Features
27 Feb 19

Why hydrogen could drive your fleet

Hydrogen has a lot going for it, not only as a fuel for transport, but also as an energy carrier. It can be made by superfluous wind and solar energy – and even directly from water vapour in the air.

H2 can contribute to 20 percent of CO2 emission reduction targets by 2050. At the same time, the transition towards hydrogen has the potential to create €2.2 trillion worth of business and 30 million jobs. That is what McKinsey calculated in the Hydrogen Council’s study entitled Hydrogen, Scaling up.

The Hydrogen Council was founded in 2017 at the World Economic Forum and comprises leading companies that invest along the hydrogen value chain, including transportation, industry, and energy production and distribution. Air Liquide, Alstom, Anglo American, Audi, BMW, Daimler, Engie, GM, Honda, Hyundai, Royal Dutch Shell, Equinor (Statoil), Total and Toyota: they all signed up.

More than just transport

They believe that hydrogen is the central pillar of the energy transformation we need to limit global warming to two degrees Celsius. That involves reducing our CO2 emissions by 60% by 2050. Hydrogen can play a major role in several areas: renewable power generation and integration, energy distribution across regions and sectors, and decarbonising both industrial energy use and transportation.

Hydrogen enables the deployment of renewables (wind and solar) by converting and storing more than 500 TWh of otherwise curtailed electricity, the Council reckons. It allows international energy distribution, linking renewable-abundant regions with those requiring energy imports. It can also be used as a buffer and strategic reserve for power.

Straight from the air

Last week, we reported that researchers of Eindhoven University (Netherlands) had succeeded in making hydrogen from water contained in the air. Water molecules are split into hydrogen and oxygen using solar energy.

Yesterday, the University of Leuven (Belgium) announced it has developed a revolutionary system to produce hydrogen sustainably, equally using solar power. There is a substantial difference, though. A conventional solar panel can convert up to 20% of solar energy into electricity. Using this electricity to split water into hydrogen and oxygen is not energy-efficient. The solar panel developed in Leuven solves this by splitting water vapour directly.

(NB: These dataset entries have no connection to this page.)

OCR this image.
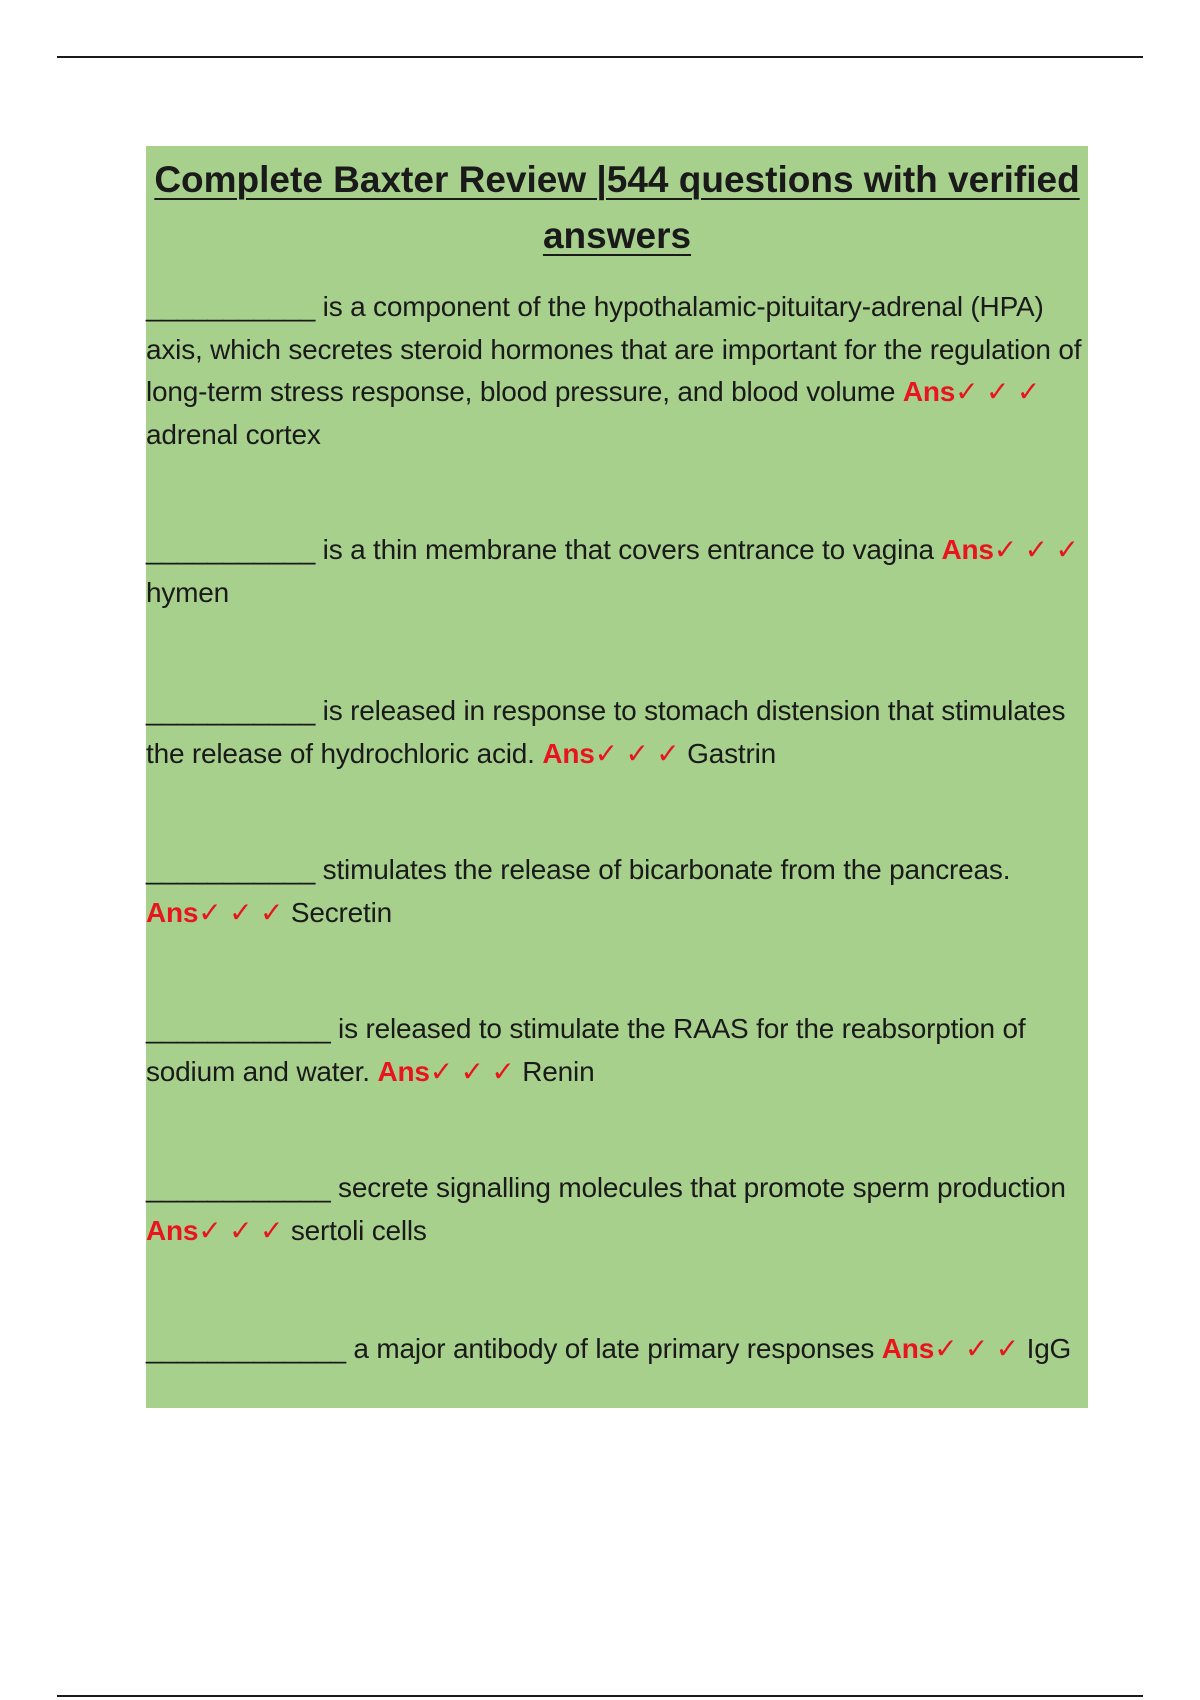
Complete Baxter Review |544 questions with verified answers

___________ is a component of the hypothalamic-pituitary-adrenal (HPA) axis, which secretes steroid hormones that are important for the regulation of long-term stress response, blood pressure, and blood volume Ans✓ ✓ ✓ adrenal cortex

___________ is a thin membrane that covers entrance to vagina Ans✓ ✓ ✓ hymen

___________ is released in response to stomach distension that stimulates the release of hydrochloric acid. Ans✓ ✓ ✓ Gastrin

___________ stimulates the release of bicarbonate from the pancreas. Ans✓ ✓ ✓ Secretin

____________ is released to stimulate the RAAS for the reabsorption of sodium and water. Ans✓ ✓ ✓ Renin

____________ secrete signalling molecules that promote sperm production Ans✓ ✓ ✓ sertoli cells

_____________ a major antibody of late primary responses Ans✓ ✓ ✓ IgG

The University’s Centre for Surface Chemistry and Catalysis has spent ten years developing this special solar panel, which can produce up to 250 litres of hydrogen per day – a world record. Twenty solar panels could provide energy and heat for an average family for an entire year.    

Global problem, global solution

To make hydrogen-based transport work, you need filling stations. Germany has promised to install up to 400 of them by 2023. The UK believes it can build up to 1,150 stations by 2030. In any case, international multilateral cooperation is needed for a hydrogen economy to materialise.

That is also what Benoît Poitier from Air Liquide and Euisun Chung of Hyundai Motor Group explained at the World Economic Forum in Davos last January. “No one country or company can do it alone. Global problems need global solutions. Working together, we look forward to seeing hydrogen play an integral role in a cleaner future.”